Розовый занавес раздвинулся. На сцену быстро вышла очень высокая, очень худая женщина с угловатыми плечами и маленькой головой. Ее черные волосы казались лакированными. На ней было ярко-зеленое платье. Она подошла к самой рампе и, широко разведя худые руки, запела модную песенку.
У нее был глухой и гортанный голос. Она, плохо выговаривая, машинально произносила французские легкомысленные слова. Лицо ее оставалось холодным и спокойным.
Допев песенку, она вдруг резко взмахнула руками, как птица, собирающаяся лететь, и подняла глаза. И эти огромные черные глаза на худом лице казались слишком сияющими, слишком смелыми; они как будто подступали близко-близко, смотрели в самые зрачки зрителей. В их взгляде трепетала такая смелая, веселая, гордая жизнь, что становилось страшно и сердце начинало громко стучать.
И хотя она теперь кружилась по сцене, высоко поднимая худые ноги с острыми коленями, глаза ее ни на мгновение не отрывались от глаз зрителей. Михновскому стало как-то неприятно. Скорей бы она кончила.
Она резко поклонилась, словно клюнула, и убежала за кулисы.
Раздались аплодисменты, свистки. Кто-то крикнул:
— Шпионка!
Но она снова появилась, и все стихло. Теперь на ней было широкое легкое красное платье. Она запела. Движения ее были легки и угловаты. Это не был танец, а какие-то резкие, странные прыжки. Красное платье металось по сцене. Пение перешло почти в крик. Казалось, она изображает пожар. Одновременно и огонь, и гибнущую в огне…
Кричали, аплодировали, свистели.
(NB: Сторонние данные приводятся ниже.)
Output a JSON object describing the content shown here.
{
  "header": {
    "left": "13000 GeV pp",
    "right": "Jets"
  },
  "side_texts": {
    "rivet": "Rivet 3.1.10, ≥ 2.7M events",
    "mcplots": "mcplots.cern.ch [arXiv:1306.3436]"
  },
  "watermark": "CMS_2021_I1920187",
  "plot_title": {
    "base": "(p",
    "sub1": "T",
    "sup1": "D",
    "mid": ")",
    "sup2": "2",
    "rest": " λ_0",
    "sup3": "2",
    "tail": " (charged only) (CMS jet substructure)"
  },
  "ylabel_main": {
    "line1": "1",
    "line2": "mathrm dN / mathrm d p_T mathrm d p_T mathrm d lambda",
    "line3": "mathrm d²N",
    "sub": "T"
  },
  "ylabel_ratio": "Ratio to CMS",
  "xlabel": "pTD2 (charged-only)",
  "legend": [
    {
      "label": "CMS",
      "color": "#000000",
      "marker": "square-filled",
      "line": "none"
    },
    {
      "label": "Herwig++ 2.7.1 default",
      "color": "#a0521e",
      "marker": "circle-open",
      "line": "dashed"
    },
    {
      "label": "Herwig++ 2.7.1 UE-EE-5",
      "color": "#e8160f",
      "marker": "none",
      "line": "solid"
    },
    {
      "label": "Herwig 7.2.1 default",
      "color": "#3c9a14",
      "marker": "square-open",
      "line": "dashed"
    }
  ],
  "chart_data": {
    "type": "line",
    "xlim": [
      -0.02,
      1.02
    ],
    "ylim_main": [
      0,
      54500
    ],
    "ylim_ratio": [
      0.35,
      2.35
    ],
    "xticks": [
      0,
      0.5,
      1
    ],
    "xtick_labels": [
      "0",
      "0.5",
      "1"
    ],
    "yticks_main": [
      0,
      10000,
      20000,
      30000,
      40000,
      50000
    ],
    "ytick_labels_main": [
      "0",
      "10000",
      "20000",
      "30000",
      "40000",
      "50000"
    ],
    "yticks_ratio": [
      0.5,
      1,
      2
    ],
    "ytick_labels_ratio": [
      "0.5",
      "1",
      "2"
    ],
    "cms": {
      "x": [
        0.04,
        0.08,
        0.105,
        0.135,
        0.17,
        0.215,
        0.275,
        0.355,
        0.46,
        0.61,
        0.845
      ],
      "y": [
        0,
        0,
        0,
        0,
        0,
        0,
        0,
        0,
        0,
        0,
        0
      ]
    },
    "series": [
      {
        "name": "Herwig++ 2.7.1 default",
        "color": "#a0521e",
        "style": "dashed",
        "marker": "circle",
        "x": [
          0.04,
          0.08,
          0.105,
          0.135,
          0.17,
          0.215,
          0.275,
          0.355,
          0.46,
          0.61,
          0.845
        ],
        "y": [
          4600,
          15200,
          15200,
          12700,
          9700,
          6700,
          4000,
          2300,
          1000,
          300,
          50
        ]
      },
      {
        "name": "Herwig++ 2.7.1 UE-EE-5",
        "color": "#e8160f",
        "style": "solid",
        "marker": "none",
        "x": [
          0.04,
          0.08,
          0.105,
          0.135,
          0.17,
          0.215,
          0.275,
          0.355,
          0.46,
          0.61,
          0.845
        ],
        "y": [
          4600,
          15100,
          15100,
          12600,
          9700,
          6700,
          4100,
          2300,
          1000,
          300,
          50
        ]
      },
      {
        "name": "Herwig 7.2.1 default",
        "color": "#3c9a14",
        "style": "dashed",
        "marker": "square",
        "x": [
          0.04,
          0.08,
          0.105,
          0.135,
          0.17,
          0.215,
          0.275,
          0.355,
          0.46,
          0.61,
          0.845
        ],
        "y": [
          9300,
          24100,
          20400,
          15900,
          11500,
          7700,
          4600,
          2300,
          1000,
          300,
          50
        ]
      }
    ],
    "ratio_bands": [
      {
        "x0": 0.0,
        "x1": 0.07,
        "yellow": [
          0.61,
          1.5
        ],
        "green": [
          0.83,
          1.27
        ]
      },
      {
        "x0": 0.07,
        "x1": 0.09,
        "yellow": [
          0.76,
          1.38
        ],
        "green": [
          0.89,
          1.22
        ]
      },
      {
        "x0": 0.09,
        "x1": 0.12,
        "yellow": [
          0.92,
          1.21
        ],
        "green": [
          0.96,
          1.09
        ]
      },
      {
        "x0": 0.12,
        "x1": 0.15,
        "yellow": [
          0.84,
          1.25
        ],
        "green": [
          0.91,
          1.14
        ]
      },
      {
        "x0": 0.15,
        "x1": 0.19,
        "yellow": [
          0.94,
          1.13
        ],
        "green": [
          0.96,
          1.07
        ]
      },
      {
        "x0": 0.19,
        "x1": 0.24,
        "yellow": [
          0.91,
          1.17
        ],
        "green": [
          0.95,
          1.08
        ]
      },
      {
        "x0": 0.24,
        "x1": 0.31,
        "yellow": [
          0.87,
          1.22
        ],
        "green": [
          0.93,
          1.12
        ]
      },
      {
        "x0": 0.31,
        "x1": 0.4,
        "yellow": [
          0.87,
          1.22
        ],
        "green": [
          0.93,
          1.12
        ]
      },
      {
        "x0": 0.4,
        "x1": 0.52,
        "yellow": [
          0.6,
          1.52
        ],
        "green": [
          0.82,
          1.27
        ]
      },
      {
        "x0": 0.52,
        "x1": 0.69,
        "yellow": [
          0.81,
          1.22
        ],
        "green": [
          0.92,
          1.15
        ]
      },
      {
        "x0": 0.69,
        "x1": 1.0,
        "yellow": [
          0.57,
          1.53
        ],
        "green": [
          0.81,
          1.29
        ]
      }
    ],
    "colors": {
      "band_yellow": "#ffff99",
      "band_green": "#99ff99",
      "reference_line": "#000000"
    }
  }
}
Скомканная программа полетела на сцену. Толстый лысый господин, стоя в первом ряду, надрываясь, кричал: «Позор! Позор!» Какой-то молодой человек бросил красные розы на сцену из ложи. Но ее уже не было. Она, не поклонившись, убежала со сцены. Занавес упал.
Орлов рассмеялся:
— Вот так скандальчик. Подстроено, должно быть, для рекламы. Про эту румынку черт знает что рассказывают. Врут, конечно. Голоса никакого, но темперамент бешеный.
Михновский поморщился:
— Противная она, — и стал смотреть на сцену, где теперь мирно кувыркались китайцы с бумажными зонтиками.
Но программа не доставляла ему больше удовольствия.
Опять голые женщины, опять цветы и перья. Нет, довольно. Надолго.
У бокового подъезда стояла толпа, ожидавшая артисток. В ту минуту, когда Михновский и Орлов проходили мимо нее, дверь отворилась и быстро вышла румынка. Казалось, что от ее золотого манто, от ее бриллиантов, черных волос и огромных глаз исходит сияние. За ней в цилиндре и в накидке, распахнутой над белой грудью фрака, шел молодой человек, бросивший розы.
Она остановилась, посмотрела на толпу и улыбнулась.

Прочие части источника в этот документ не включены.